In late July, Politico reported that Donald Trump and then-House Speaker Kevin McCarthy spoke regularly, and there was one subject the former president brought up “in every call.”
The focus of Trump’s preoccupation was a series of votes he wanted to see on the House floor: He wanted McCarthy to bring up resolutions that would “expunge” the former president’s impeachments.
We now know, of course, that there were no such votes — though McCarthy offered some public support for the idea, and floor action was a distinct possibility. Did this have anything to do with Trump’s silence as McCarthy’s grip on the speaker’s gavel slipped away?
It would seem so. The Washington Post reported on a previously undisclosed phone conversation between the two Republicans:
During a phone call with McCarthy weeks after his historic Oct. 3 removal as House speaker, Trump detailed the reasons he had declined to ask Rep. Matt Gaetz (R-Fla.) and other hard-right lawmakers to back off their campaign to oust the California Republican from his leadership position. ... During the call, Trump lambasted McCarthy for not expunging his two impeachments and endorse him in the 2024 presidential campaign, according to people familiar with the conversation.
“F--- you," McCarthy claimed to have told the former president, the Post reported, according to people familiar with the matter.
Some caveats are in order. For one thing, the reporting has not been independently verified by MSNBC or NBC News. For another, McCarthy might very well have told associates that he gave Trump a piece of his mind, but whether the California congressman was as tough as he claimed remains an open question.
A McCarthy spokesperson told the Post that he did not swear at Trump. A Trump spokesperson declined to comment.
But if the Post’s reporting is accurate, it sheds light on a notable perspective.
McCarthy went to amazing lengths to curry favor with Trump — the Starbursts story remains one of my favorites — and during his term, the then-president was so appreciative of the fawning attention that he referred to the future House speaker as “my Kevin.”

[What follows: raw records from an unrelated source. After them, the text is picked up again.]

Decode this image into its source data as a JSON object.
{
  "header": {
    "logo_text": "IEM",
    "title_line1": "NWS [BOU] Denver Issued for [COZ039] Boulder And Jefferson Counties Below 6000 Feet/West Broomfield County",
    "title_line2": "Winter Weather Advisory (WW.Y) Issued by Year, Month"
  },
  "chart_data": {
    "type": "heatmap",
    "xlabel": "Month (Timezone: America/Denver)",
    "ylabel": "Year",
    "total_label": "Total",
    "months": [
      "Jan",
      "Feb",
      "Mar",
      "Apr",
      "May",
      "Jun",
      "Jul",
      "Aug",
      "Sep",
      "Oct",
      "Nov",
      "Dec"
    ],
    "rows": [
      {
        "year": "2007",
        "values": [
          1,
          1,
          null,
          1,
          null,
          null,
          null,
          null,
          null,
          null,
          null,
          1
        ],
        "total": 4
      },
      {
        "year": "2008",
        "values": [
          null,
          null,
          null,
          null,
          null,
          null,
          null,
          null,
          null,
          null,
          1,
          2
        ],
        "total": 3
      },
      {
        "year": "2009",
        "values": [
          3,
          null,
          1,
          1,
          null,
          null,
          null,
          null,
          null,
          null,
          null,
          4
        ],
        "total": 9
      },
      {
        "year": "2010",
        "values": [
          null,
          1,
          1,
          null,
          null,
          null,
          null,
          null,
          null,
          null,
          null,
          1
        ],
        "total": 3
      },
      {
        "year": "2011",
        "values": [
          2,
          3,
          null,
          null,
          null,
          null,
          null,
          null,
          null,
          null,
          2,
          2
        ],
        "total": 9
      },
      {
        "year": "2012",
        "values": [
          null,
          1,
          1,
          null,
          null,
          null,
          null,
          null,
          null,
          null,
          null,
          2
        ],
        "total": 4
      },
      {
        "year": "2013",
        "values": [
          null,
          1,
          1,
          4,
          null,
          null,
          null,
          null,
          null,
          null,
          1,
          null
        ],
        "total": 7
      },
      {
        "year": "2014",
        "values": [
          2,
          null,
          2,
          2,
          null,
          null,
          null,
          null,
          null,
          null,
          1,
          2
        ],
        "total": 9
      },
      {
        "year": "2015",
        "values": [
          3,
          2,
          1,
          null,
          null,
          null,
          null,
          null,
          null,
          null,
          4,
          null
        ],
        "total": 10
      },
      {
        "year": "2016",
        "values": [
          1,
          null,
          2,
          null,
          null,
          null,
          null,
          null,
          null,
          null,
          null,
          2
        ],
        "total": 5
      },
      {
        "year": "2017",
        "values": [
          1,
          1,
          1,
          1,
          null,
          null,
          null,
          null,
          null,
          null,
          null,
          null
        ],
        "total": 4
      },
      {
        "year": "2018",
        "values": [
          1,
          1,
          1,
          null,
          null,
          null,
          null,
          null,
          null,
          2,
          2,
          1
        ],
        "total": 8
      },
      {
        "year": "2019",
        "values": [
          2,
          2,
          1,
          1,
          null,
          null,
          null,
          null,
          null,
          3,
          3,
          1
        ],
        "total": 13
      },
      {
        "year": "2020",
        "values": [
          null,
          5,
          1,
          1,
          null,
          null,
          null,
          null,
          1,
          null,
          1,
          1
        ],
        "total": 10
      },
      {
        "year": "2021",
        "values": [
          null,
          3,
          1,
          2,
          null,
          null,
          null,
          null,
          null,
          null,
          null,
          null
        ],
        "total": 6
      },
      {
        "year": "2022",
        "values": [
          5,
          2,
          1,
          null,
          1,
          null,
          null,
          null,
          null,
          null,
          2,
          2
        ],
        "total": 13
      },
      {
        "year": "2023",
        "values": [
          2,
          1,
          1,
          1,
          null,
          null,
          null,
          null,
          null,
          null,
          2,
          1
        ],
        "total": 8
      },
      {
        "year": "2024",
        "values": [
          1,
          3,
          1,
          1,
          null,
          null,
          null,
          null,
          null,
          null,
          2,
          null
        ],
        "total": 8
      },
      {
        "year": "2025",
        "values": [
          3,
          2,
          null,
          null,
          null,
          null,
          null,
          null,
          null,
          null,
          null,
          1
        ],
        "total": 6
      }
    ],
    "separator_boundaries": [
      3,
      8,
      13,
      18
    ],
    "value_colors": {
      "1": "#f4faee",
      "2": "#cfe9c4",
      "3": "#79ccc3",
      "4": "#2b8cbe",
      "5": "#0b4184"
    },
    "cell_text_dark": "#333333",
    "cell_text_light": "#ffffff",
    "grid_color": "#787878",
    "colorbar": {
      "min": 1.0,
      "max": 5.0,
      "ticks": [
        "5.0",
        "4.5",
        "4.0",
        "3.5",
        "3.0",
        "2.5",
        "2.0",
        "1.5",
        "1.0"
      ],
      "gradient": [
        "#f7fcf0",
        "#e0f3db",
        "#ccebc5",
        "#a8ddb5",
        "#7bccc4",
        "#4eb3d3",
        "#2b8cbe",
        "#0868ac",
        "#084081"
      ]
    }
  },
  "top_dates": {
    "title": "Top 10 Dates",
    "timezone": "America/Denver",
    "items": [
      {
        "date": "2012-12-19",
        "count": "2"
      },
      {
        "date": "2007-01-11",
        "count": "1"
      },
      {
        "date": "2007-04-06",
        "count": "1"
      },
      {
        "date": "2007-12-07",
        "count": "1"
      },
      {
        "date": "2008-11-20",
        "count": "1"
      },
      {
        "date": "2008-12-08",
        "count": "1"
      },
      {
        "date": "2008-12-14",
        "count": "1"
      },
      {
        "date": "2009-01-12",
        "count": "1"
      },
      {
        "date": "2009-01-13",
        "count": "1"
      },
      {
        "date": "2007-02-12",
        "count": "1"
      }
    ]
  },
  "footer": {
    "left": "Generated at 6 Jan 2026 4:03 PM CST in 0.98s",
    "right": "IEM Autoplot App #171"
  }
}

As we’ve discussed, McCarthy not only spent Trump’s White House tenure trying to make him happy, he maintained those efforts even after Trump’s defeat, effectively putting the former president in the role of “shadow speaker.”
After McCarthy took the gavel in January, he celebrated Trump. After Trump’s first criminal indictment, McCarthy condemned the charges despite not knowing what they were. After Trump’s first federal criminal indictment, McCarthy was so eager to defend the former president that the then-speaker embarrassed himself with odd comments about bathroom locks.
It stands to reason that the former GOP leader thought by showing Trump such effusive loyalty, McCarthy would eventually be able to enjoy the dividends of his political investments.
Except, that’s not how things work with Trump. As others have learned over time, the former president sees loyalty as something he’s supposed to receive, not bestow. McCarthy didn’t undo the former president’s impeachments, and it seems that prompted Trump to sit on his hands as the then-speaker was kicked out of his office.
Let this be a lesson to others in Republican politics who are counting on Trump to deliver when it counts.
This post updates our related earlier coverage.